Jakarta to Start With Ambitious $34b Giant Sea Wall Project i

Courtesy of the Coordinating Ministry of Economic Affairs. Screen shoot was taken from a document: Master Plan National Capital Integrated Coastal Development

By : Eko Aditya & Hari Gunarto | on 9:25 PM August 10, 2014
Category : Business, Economy

Courtesy of the Coordinating Ministry of Economic Affairs. Screen shoot was taken from a document: Master Plan National Capital Integrated Coastal Development Draft of the Master Plan for National Capital Integrated Coastal Development. (JG Screen Grab courtesy of the website of the Coordinating Ministry of Economic Affairs)

Jakarta. Jakarta is expected to break ground on the sea wall project, valued at Rp 400 trillion ($33.9 billion), on the city’s coastal area, in September, in a bid to prevent flooding, a high-level regional government official said on Friday.

The National Capital Integrated Coastal Development project is a joint cooperation between the Indonesian government and the Netherlands, and its goals are to protect the capital from flooding caused by high tides. Another objective of the venture is to develop the coastal area.

The project includes reclaiming some lands to create 17 artificial islands.

Andi Baso Mappapoleonro, head of the Regional Development Planning Agency (Bappeda), said the master plan for the NCICD is expected to be finalized by the end of August and ground breaking can be expected next month.

The plan is led by Dutch consulting and engineering firm Witteveen+Bos, under guidance from the project’s executing agency, the office of Indonesia’s coordinating minister for economy.

“We ask them to speed up the road map of developments, including the financing scheme and organizational structure. That was the outcome after a meeting with the team from the Jakarta governor recently,” Andi told Investor Daily.

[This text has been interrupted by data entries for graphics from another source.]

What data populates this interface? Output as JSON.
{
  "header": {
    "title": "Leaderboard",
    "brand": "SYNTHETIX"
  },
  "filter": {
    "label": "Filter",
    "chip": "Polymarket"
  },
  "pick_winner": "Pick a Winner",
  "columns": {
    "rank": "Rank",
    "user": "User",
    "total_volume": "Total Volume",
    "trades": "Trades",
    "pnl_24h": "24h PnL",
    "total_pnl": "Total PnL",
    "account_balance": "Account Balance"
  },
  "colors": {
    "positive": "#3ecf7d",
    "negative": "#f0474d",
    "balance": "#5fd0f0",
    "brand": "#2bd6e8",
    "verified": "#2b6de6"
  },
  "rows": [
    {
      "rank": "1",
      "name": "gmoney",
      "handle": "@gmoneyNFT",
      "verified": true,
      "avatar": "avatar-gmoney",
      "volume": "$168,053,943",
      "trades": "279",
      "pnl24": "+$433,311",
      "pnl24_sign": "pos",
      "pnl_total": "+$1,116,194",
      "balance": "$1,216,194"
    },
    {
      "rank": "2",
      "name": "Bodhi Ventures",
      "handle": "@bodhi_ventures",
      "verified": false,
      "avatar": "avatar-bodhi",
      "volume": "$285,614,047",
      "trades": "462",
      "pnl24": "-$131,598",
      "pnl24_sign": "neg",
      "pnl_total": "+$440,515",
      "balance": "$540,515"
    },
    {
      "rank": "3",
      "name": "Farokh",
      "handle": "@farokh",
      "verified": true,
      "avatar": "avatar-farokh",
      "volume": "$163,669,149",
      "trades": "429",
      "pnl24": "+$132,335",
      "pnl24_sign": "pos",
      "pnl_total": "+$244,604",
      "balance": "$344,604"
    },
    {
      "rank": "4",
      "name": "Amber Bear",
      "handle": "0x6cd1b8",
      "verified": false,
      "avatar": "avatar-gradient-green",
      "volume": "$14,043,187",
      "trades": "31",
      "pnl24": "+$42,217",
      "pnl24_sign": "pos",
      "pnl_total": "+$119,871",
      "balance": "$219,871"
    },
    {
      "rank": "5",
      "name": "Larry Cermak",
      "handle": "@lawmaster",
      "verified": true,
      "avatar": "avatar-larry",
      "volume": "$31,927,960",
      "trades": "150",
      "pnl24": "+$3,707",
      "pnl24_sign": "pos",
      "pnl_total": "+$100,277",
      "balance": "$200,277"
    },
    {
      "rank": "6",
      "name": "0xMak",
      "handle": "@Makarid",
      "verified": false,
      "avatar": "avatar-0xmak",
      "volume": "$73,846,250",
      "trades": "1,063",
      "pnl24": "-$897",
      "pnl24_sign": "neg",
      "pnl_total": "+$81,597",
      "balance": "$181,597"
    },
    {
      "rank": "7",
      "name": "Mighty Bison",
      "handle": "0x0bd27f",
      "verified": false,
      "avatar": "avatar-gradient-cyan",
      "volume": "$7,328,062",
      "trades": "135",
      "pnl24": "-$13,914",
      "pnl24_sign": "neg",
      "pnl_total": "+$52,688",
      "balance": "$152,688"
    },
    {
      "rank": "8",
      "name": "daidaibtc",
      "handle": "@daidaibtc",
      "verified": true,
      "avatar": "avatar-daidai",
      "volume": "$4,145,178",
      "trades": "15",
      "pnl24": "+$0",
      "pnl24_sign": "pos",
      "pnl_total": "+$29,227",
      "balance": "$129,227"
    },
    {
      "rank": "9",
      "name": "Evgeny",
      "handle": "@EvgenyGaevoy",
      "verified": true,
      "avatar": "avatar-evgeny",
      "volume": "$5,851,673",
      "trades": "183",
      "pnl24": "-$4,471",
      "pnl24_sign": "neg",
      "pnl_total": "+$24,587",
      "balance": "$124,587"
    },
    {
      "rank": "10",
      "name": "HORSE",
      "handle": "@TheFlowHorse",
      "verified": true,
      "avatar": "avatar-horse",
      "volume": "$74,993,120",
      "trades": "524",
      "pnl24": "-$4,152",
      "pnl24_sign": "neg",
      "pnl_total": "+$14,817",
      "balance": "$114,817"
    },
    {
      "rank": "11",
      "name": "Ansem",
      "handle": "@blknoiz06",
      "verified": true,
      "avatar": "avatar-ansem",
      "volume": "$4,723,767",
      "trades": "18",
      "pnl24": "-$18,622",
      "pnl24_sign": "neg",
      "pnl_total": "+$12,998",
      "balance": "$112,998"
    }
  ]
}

Under the plan, a 32-kilometer long seawall will be built, spanning from Teluk Naga in Tangerang, Banten to Tanjung Priok in North Jakarta.

The project is also expected to help reduce flooding in urban areas and rivers, which have been a perennial issue for Jakarta’s population of about 10 million people.

Andi said it may take 10 years after the ground breaking for the first phase of the project to be completed.

At this stage, development will center on upgrading 30-kilometer-long ditches that Jakarta already has and creating the 17 artificial islands.

After that, the second stage of development involves working on the 32-kilometer long sea wall and the urban development facilities.

Andi said the government has yet to specify the proportion of investment from the private sector, the central government and the Jakarta municipality.

“But it all will be tendered,” he said, adding that after the master plan has been completed, the government will decide on the scheme for the tender, “whether it will be for the entire project, or per package [of smaller projects].”